Можайский невольно улыбнулся, – ему показались странными и этот толстяк в ливрее, и способ приглашения. Впрочем, тем лучше… Случайный гость привлечет меньше внимания к своей особе.

Слуга в красной ливрее сел на козлы, карета двинулась не по дороге, а в сторону, по проселку. Открылась аллея высоких тополей, она привела к воротам. В глубине двора стоял дом, построенный в пышном и вычурном стиле барокко. Две статуи, изображающие конных рейтар, украшали подъезд. Когда Можайский подъехал ближе, он приметил, что фасад дома выглядит обветшавшим. На флагштоке развевался голубой флаг с гербом. Флаг спустили и вновь подняли, затем в честь приезда нового гостя выпалила медная пушечка.
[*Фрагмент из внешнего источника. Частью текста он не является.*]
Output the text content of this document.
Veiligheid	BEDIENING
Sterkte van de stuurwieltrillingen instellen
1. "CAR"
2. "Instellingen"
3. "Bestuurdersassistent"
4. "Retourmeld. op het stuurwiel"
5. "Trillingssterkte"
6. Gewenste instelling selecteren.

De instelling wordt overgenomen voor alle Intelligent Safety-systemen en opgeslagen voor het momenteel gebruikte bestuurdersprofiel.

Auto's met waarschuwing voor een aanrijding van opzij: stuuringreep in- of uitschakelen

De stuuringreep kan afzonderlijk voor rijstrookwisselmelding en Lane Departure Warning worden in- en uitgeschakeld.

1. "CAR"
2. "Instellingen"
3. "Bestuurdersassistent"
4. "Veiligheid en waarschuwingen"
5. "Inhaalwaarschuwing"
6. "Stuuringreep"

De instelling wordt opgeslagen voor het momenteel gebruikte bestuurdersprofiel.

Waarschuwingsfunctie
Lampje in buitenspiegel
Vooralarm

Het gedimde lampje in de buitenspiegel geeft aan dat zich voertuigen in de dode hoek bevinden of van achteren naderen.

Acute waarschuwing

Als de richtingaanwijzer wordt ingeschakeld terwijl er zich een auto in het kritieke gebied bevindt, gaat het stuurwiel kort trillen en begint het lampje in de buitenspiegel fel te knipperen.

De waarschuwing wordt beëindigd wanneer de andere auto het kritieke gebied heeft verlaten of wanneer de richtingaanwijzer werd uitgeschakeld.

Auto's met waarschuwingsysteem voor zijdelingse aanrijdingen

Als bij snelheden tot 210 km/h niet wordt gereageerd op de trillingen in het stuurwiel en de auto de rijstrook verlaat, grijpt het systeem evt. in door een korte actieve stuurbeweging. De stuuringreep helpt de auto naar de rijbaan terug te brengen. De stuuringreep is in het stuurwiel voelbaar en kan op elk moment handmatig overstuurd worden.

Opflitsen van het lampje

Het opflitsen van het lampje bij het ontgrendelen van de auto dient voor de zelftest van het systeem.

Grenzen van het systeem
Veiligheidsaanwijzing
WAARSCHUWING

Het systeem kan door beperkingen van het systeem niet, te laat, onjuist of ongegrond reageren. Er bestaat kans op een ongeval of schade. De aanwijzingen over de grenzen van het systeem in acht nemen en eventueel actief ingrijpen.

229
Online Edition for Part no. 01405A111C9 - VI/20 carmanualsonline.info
Все это позабавило Можайского. Он вышел из экипажа и поднялся по лестнице. Навстречу выбежала пожилая, довольно кокетливая дама.

– Могу я узнать имя гостя? – церемонно спросила она.

– Франсуа де Плесси, – не задумавшись, ответил Можайский, как было условлено с Чернышевым.

Дама наклонила голову, и Можайского проводили в маленькую, обтянутую розовым шелком комнату – одну из приготовленных для гостей, Он тотчас осмотрел себя в зеркале. В раме из фарфоровых листьев отразилась довольно мрачная фигура. Платье было в пыли, к тому же сюртук измят, в волосах соломинки. Впрочем, тотчас слуга принес ему в двух кувшинах воду, и в соседней комнатке он нашел все для умывания. Тем временем внесли его дорожный сундук. Пока Можайский умывался, слуги разгладили костюм. Светлозеленый фрак на атласной белой подкладке и короткие черные атласные панталоны почти не пострадали, хотя большой дорожный чемодан свалился в воду при переправе. Внимательно осмотрев фрак, сшитый три года назад Леже одним из самых модных парижских портных, Можайский решил, что он может произвести некоторое впечатление в здешней глуши. Кого можно встретить здесь? Старосветского шляхтича, вылезшего из своего медвежьего угла? Можайскому были знакомы подобные балы по тем временам, когда полк его отца стоял в Литве.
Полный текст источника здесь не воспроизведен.